Stretches post session should predominantly be static and should be held for between 20 – 30 seconds. This also applies for partner assisted (PNF) stretches. However, if the athlete is after a more permanent change, then the stretch should be held for 3 minutes (plastic stretch).
When preparing for a session or competition, the warm up will be more dynamic and stretches will be more ballistic in nature.
4. Having coached a number of sports what type of stretching do you advise athletes to do pre & post session?
Gentle run to warm up. Start by mobilizing the back by lying down and lifting the knees to chest. Rotate side to side and rock back and forth. You might also like to reach a leg to the alternate outstretched hand. Then start jogging. Move forward, sideways and backwards. The run should be quite slow and build in intensity as the warm up progresses. The preparation should involve specific movements that the runner is going to perform in the session or in carrying out the competition. If you feel that you just have to stretch, do these intermittently – say every 30-60 seconds. Include areas that are specific to your sport. In running sports this will of course include the legs but I am surprised that many runners neglect areas such as adductors which actually contract twice in each running cycle as opposed to the hamstring once in a cycle.
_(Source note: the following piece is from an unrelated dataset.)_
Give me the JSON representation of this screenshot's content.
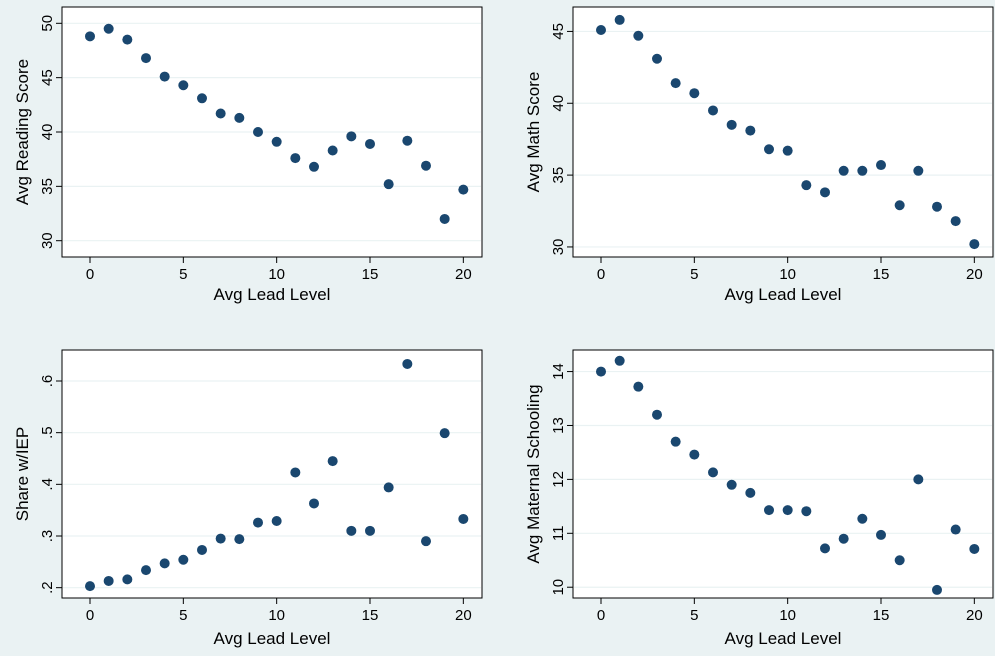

Also, areas such as the upper back, which can become tight when running. This may have an impact on breathing and also on core strength as the shoulders become elevated. So the message is not just to concentrate on the areas such as calves and quadriceps but to listen to your body and spend time keeping yourself in balance.
Total body stretching with an emphasis on relaxation and control. Work through the muscles involved in your sport and attend to each area. Hold each stretch for at least 20 – 30 seconds. It is good if you can use partner assisted stretches at this time. An alternative is to use a strap or belt to assist in stretches – particularly of the legs. One key area to include is the iliotibial band (Outside of the upper leg). Stretching this area can prevent problems with either the hip or knee.
Whilst not strictly on stretching, I am also an advocate of water rehabilitation post exercise. I believe that this has the added benefit of relaxing the muscle and makes stretching even easier. The different water pressure (and sometimes temperature) along with the movement in the water has a massaging effect and this can also help to sooth any post session soreness.
5: Any other comments you think would be useful on the subject of stretching?
Stretching does not have to be this boring thing that you add on to the end of a session. You should dedicate quality time to this and include it as a session in itself. Alternatives to “sole” stretching are pilates – which has the added benefit of improving posture and breathing and strength, and of course yoga. Lately I have had my athletes involved in Bikram yoga (this is done in a hot room). For those that are not so flexible this has been of some benefit. I like the idea of sport (not just running) being about improving the person as a whole. Sessions such as stretching, yoga, pilates, taichi, etc have the potential to emphasize more than just increasing range of movement. It gives an individual time to reflect on their performance and any other aspect of their lives that comes to mind. Stretching is not some great panacea but it is certainly an integral part of any balanced and focused program.